03.06.–05.07.1995
A few years ago, Eran Schaerf bought a coffee tin at a flea market in Amsterdam; a round tin printed with roses. He took a photograph of it so that the round top opening appeared oval and the edges could not be made out. Photo-copied on grease-proof paper and glued together to form a new object, it now looks partially like the tin and partially like its reproduction. Years later, at a flea market in Warsaw, Eran Schaerf again found a tin printed with roses, this time, however, it was oval like the one on paper, but made of tin like the round one. There are now three tins with roses: a round tin can, an oval tin can, and an oval paper can with the reproduction of a round can. (cf. E.S. in: De Witte Raaf, Gent, Nov. 1993)

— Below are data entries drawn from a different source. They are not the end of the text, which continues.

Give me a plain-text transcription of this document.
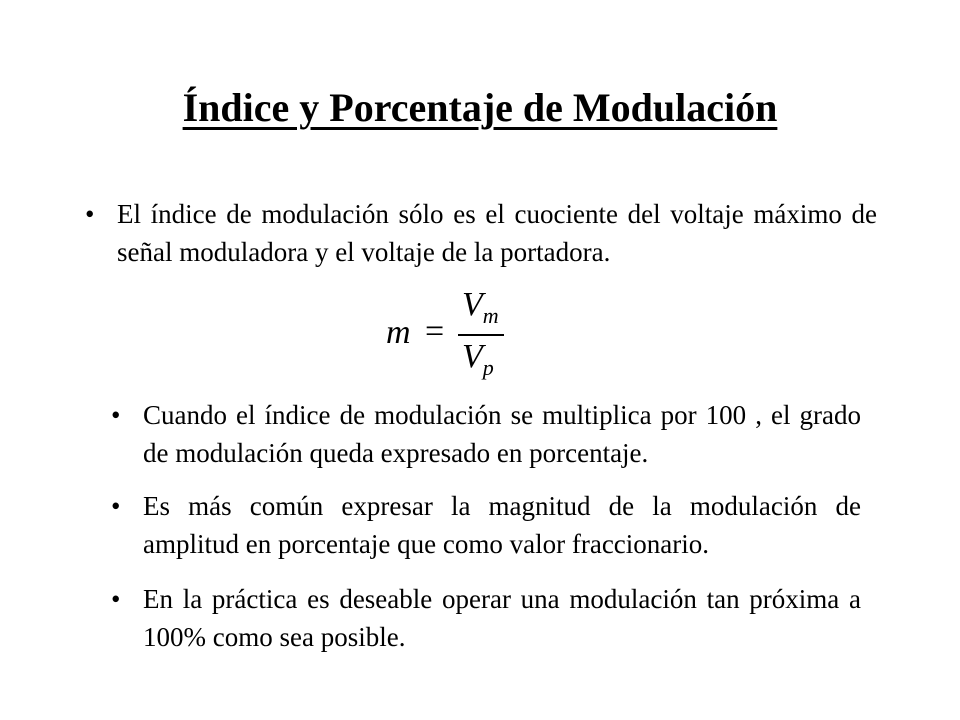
Índice y Porcentaje de Modulación
• El índice de modulación sólo es el cuociente del voltaje máximo de señal moduladora y el voltaje de la portadora.
m =
$V_m$
$V_p$
• Cuando el índice de modulación se multiplica por 100 , el grado de modulación queda expresado en porcentaje.
• Es más común expresar la magnitud de la modulación de amplitud en porcentaje que como valor fraccionario.
• En la práctica es deseable operar una modulación tan próxima a 100% como sea posible.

But this little story of the tins with the roses is not over yet: With Eran Schaerf's works there is no beginning and no end, there are, moreover, references, similarities, correspondences. Some objects and materials prevail throughout his work: fabrics, threads, paper, printed materials. They appear in different forms and states of materialisation; they aren't invented anew - and in this respect comparable to language and its components, words - but used differently in various contexts. In Eran Schaerf's exhibition "Zaun-Town", Portikus Frankfurt is what it is - a container for art - and simultaneously a scene for fashion, economy, and religion. Hundreds of pallets will be arranged to a terrace-formed stage on which sequences will take place, interconnected by language/pictures/objects. A semitransparent curtain and an open sari in the entrance area of Portikus at once conceal and make curious about what can be guessed to be behind it; a long, orange-coloured strip of fabric printed with staccato-type text fragments telling of Indian silk fabrics, relics, and jewels (objects of exchange and trade possessing a certain spiritual "surplus value" in social life); and depressions and baldachins emphasising the multi-layered character of the space. Coloured proofs and text cards resemble storyboards, linguistically and pictorially commencing, interrupting, restarting, linking, and continuing the story.
Eran Schaerf was born in Tel Aviv in 1962, and lives in Berlin and Brussels. He has become internationally known through his participation in the documenta 9 in Kassel and Aperto in Venice in 1993.